# what tripod head do you prefer



## Mr.CheddarNut (Jan 16, 2013)

Just curious what everyone has to say about the types of tripods they use for their spotting scopes. Ball head, pan head or other heads I haven't heard of?
They sure can sell them as far as manufacturers descriptions go but I am interested in real life in the field supporting a spotting scope feedback. Lets hear it...

Cheddar


----------



## swbuckmaster (Sep 14, 2007)

I use a cheep vanguard tripod and the head it comes with it. Its great for light weight back packing and viewing. If your into video or have a strong back you can always go with heavier better heads but for what I use it for the better heads are over kill. The vanguard heads will track good with my hd video camcorders though.

http://www.srsmicrosystems.co.uk/va...an-head.html?gclid=CIfg7Zea9MYCFcPMtAodON4N2g


----------



## DallanC (Jan 13, 2009)

I like pan heads. I can loosen just one axis and make fine adjustments. You cannot do that with a ball head as if you release any tension you have to fully support the scope with your other hand. I can with 1 hand run my spotter.

Oh and I hate those pistol grip heads... *CLICK* *Click* *click* *ClIcK* every freaking time you want to adjust it. Ruins that relaxing "stillness" of the morning as you look for life.

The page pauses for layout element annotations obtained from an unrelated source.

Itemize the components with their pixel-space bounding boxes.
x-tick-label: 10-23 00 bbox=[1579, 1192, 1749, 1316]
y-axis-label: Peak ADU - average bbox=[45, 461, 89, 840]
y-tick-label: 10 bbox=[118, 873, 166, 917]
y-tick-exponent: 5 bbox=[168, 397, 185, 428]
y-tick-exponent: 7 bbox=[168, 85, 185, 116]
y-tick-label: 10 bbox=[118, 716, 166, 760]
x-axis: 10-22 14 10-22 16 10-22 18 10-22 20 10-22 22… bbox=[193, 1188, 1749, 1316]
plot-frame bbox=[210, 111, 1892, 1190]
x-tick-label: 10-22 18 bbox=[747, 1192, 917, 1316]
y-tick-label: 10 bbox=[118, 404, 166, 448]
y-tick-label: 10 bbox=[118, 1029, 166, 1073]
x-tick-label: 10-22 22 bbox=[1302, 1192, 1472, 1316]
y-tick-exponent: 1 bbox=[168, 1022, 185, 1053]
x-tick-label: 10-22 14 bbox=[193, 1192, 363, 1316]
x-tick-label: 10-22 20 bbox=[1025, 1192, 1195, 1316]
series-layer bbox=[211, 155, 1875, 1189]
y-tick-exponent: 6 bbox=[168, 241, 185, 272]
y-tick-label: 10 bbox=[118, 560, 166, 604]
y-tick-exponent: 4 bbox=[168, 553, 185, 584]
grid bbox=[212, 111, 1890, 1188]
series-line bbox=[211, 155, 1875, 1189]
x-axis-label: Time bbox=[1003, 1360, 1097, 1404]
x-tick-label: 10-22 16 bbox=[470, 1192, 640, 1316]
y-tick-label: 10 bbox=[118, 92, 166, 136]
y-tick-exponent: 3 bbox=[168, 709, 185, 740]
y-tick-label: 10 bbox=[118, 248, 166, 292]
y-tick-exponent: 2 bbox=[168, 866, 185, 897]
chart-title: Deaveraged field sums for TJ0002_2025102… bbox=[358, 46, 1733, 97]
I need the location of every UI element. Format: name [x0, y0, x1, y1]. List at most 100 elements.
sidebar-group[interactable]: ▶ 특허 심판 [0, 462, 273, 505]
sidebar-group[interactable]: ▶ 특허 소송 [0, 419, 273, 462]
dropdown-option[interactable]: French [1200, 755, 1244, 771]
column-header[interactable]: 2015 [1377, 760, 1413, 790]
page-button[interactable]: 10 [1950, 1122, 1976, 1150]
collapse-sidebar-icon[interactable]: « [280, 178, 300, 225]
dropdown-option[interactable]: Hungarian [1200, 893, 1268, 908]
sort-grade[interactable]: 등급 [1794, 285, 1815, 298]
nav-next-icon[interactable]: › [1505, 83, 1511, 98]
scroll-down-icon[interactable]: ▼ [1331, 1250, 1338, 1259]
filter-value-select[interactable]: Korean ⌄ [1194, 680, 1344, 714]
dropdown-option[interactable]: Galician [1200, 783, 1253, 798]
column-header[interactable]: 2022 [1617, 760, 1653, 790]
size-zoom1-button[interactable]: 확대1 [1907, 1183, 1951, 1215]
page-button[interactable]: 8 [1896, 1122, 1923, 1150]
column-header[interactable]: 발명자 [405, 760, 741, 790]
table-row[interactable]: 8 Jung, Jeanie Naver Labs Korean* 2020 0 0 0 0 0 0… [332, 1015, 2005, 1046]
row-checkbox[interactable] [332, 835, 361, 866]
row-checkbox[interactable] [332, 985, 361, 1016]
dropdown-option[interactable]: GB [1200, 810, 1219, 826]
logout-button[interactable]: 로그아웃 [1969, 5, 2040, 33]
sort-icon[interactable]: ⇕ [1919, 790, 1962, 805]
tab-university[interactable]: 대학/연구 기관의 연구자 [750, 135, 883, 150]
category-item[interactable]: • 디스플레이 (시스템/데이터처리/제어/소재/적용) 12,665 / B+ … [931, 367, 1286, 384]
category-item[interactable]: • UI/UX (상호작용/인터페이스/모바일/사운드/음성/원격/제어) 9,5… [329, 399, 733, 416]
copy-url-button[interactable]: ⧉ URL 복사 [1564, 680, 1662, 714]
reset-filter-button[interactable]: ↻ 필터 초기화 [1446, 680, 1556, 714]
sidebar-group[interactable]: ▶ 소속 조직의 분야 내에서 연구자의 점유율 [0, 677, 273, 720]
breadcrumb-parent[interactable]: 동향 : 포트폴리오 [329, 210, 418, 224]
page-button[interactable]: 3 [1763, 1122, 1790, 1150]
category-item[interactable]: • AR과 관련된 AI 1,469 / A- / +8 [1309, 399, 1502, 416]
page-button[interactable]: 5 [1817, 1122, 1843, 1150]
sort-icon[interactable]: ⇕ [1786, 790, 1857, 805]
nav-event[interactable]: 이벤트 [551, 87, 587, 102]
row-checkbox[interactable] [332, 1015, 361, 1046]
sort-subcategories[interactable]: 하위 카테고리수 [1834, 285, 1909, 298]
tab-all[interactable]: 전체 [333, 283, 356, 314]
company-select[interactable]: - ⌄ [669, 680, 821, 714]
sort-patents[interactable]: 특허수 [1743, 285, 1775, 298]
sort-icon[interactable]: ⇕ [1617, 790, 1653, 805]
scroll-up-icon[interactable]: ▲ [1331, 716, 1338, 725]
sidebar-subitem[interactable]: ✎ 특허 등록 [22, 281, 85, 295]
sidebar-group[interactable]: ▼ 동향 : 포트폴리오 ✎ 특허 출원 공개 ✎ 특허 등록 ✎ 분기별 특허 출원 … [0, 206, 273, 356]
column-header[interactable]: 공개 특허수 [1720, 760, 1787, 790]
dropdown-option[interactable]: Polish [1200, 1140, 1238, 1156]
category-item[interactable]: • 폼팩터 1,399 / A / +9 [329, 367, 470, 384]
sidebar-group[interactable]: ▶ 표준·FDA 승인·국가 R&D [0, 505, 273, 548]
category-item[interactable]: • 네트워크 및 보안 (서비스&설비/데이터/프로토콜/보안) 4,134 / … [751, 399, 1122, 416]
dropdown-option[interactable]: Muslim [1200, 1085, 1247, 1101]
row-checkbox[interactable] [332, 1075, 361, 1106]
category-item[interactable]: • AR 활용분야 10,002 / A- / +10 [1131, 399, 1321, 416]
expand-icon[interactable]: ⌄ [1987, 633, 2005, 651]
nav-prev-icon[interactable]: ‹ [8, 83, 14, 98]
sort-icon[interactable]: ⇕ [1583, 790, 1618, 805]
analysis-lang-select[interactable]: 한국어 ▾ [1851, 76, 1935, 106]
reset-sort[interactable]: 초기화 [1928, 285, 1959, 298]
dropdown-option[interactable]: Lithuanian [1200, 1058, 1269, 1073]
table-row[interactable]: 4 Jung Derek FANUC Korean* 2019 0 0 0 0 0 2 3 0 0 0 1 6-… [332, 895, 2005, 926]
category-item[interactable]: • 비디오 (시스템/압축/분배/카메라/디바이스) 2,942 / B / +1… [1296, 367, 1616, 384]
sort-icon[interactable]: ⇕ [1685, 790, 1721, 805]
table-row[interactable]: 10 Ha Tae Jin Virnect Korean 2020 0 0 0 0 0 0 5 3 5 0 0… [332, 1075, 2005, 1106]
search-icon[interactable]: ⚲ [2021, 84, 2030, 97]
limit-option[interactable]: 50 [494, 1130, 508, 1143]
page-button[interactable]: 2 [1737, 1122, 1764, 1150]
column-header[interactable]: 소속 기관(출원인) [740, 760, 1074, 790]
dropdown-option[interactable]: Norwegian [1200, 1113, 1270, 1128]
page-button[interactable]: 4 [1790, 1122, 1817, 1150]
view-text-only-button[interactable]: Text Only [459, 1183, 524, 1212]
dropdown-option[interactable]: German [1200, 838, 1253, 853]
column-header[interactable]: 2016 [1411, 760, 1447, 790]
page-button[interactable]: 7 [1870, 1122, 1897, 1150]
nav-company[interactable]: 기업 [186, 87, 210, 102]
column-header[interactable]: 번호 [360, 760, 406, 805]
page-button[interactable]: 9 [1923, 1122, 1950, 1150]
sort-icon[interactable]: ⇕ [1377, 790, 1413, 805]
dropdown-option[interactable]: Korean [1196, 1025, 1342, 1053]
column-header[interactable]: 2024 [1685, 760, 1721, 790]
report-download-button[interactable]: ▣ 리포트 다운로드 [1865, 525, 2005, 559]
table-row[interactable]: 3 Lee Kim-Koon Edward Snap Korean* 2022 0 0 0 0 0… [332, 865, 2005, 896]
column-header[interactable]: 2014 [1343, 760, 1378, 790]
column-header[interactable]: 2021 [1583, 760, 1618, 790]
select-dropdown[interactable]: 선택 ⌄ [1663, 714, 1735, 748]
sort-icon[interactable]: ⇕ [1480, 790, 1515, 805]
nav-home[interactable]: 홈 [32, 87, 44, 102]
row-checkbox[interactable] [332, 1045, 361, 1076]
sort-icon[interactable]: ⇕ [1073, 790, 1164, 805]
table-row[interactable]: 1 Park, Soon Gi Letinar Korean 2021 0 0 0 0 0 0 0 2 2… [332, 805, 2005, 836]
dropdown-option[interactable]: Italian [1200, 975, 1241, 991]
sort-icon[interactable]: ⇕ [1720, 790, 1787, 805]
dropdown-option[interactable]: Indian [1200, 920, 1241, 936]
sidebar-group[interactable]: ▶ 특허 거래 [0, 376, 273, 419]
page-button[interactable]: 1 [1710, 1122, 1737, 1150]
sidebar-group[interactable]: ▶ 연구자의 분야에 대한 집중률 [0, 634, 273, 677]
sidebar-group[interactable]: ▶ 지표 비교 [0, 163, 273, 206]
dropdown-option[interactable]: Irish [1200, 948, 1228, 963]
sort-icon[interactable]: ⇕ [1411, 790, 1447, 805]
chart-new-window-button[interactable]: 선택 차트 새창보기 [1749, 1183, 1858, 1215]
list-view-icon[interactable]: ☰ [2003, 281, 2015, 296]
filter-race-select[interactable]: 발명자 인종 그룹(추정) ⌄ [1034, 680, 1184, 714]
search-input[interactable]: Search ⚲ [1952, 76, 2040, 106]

My favorite tripod is a Slik Pro700DX. Its heavy and we only use it when we plan to be near the vehicles... but you can extend it to eye level while standing and it is rock solid, even in a pretty stiff breeze. My lightest packable tripod is a Oben TT-100, about as small as you can get and still support a spotter. I probably need to get something that works between those two sizes.


-DallanC


----------